I however dare to speculate that it is probably in recognition of the morality dimension of the case that the Supreme Court restrained itself from giving an order of specific performance to compel the state to hand over the property to Jake. By so doing it has left the morality window open. The government saw this opened window and has appropriately jumped through it by abrogating the contract. A truly politically-inspired Supreme Court would have been over-zealous enough to order a return of the house to Jake, a situation which would have foreclosed any possibility of abrogating the contract without falling in contempt of the court. I am most impressed by this exercise of political restraint.
Over the years, the NPP lawyers have shown unprecedented astuteness in winning cases of indictment against the party’s apparatchiks on technical grounds so that the merits or demerits of the cases are never heard. I truly admire them for their mastery of the art of technical knock-outs in the legal ring. I am therefore surprised that they have this time round, failed to see the technical window of opportunity the Supreme Court ruling had left open. If a court rules that a valid contract exists between two parties but does not order any specific performance under the said contract, a subsequent abrogation of the contract does not constitute any injury whatsoever to the court. NONE and I say NONE! I am not a lawyer and cannot therefore quote any legal authority or judicial precedent to support this position. Common sense and basic human logic are my only sources of authority here. The abrogation however injures Jake. But with all due respect, an injury to Jake cannot be a basis for my village JSS Compound Overseer to be impeached let alone the President of the Republic. What he can do if he so wishes, is to sue the government for breach of contract and ask the court for appropriate reliefs.

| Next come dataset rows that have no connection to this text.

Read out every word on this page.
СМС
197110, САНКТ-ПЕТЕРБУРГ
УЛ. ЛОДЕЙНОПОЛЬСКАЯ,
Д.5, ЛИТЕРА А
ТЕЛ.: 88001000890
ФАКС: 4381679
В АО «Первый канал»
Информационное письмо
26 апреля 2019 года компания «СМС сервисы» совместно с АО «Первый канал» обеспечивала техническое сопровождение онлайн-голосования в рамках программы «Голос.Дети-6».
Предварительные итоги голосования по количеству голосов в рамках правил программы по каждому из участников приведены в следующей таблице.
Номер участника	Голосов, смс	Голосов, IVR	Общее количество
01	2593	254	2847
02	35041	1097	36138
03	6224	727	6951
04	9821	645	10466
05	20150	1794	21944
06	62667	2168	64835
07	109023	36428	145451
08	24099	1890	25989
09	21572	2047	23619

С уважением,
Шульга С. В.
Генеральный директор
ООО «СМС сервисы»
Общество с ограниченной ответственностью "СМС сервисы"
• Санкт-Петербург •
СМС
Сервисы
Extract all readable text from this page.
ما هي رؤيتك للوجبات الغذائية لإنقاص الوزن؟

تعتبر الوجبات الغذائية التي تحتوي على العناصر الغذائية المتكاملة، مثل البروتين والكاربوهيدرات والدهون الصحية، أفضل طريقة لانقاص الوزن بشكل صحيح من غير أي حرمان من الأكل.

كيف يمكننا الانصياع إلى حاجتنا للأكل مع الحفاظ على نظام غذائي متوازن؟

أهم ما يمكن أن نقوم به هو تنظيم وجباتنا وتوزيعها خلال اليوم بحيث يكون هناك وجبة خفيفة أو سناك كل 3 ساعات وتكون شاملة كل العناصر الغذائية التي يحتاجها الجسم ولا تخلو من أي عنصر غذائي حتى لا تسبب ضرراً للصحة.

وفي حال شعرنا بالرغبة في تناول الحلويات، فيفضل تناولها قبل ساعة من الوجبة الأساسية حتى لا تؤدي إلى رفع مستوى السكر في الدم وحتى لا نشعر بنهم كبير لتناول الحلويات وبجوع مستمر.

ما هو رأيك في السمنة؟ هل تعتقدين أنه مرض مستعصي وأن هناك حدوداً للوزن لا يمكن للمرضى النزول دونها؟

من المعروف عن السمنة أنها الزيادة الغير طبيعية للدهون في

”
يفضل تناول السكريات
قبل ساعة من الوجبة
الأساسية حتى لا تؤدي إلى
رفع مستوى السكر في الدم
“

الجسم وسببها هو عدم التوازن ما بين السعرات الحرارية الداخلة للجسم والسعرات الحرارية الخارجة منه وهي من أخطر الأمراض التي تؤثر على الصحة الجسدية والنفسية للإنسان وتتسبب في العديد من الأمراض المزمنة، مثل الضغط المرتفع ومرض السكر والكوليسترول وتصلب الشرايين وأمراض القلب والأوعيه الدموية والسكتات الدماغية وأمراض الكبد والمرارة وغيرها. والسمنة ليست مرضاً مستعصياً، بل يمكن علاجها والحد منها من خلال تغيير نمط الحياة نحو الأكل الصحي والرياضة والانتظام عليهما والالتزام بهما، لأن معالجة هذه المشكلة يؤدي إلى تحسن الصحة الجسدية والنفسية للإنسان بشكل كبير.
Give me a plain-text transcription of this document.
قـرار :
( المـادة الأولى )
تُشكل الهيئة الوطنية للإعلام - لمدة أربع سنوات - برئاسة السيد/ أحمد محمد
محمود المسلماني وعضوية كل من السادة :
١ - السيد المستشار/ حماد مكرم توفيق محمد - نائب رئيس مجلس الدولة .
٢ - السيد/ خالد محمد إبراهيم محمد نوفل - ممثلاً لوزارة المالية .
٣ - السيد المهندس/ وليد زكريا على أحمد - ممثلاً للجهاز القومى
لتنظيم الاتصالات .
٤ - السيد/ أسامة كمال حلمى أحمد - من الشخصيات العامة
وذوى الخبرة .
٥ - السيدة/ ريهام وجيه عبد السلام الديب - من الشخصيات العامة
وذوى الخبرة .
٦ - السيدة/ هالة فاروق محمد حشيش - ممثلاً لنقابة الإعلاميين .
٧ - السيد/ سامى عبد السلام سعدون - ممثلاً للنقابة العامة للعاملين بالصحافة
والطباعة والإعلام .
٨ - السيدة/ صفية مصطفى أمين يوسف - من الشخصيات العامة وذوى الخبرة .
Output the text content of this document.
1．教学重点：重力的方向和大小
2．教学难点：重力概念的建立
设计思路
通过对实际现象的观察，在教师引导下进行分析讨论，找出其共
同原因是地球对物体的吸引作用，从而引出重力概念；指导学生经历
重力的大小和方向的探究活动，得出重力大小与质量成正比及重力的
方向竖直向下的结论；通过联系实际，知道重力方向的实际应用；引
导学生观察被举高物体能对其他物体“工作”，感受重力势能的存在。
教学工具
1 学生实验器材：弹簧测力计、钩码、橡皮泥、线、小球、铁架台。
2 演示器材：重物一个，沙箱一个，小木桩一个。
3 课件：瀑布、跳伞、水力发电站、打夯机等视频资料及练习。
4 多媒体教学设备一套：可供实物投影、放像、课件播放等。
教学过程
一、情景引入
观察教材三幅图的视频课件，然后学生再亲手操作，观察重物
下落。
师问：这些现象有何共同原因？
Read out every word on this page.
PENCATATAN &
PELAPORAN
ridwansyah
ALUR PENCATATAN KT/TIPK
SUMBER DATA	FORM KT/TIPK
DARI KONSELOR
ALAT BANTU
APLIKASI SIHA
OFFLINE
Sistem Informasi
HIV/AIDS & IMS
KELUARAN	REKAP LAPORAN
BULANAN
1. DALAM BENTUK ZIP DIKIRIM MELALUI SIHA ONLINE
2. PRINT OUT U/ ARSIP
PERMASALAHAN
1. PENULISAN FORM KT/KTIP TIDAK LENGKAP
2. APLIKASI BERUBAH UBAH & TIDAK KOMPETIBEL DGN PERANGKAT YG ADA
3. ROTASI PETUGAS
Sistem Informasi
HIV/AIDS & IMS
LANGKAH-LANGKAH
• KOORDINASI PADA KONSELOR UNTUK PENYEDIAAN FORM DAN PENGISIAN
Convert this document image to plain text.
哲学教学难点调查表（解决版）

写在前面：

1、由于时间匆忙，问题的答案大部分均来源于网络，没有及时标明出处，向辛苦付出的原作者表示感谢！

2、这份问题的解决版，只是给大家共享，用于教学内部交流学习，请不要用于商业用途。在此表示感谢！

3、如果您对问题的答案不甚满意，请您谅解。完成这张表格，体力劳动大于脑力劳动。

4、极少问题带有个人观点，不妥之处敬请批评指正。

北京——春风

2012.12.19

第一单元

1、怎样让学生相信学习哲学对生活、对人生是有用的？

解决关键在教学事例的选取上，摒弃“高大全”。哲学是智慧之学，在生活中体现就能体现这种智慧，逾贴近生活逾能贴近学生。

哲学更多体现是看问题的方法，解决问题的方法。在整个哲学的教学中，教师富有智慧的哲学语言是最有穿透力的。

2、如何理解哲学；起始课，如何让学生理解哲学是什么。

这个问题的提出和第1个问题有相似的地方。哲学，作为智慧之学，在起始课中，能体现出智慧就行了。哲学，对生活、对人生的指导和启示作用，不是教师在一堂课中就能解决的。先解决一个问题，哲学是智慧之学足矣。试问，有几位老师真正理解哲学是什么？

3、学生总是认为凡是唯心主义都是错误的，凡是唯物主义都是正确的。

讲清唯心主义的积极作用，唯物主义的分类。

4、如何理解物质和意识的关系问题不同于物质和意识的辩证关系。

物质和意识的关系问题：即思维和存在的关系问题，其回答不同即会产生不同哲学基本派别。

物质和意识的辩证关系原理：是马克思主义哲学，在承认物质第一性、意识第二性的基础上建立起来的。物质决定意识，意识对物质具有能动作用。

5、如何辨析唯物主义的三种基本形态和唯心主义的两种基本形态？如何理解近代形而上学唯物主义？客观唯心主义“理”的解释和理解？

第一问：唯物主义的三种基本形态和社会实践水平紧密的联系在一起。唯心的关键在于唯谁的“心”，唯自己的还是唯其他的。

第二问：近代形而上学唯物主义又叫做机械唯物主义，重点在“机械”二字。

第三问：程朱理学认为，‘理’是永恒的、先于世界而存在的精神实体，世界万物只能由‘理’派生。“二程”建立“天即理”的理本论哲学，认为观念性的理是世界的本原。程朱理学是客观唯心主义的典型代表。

I want to use the opportunity to congratulate Mr. Kwabena Agyapong, who is reported to have advised Jake to let sleeping dogs lie so that they can concentrate on the business of winning back power. I guess he has seen great wisdom in the biblical admonition in 1 Corinthians 10:23 that it is not everything which is lawful that is expedient for us to do. I can hear him in my mind’s ear saying “Prof’s one-time health insurance premium experiment has failed; let us concentrate on working hard to win Nana the chance to also fail in his free secondary education experiment. After all, one failed promise deserves another.”
In my layman’s opinion, the Supreme Court did not err at all in its judgment and I appeal to my NDC friends to hold their fire. In the same vein, Mill’s abrogation of the contract with Jake does not constitute any affront whatsoever to the Supreme Court and I also entreat my NPP pals to leave Mills in peace for him to concentrate on steering his Better Ghana agenda out of danger.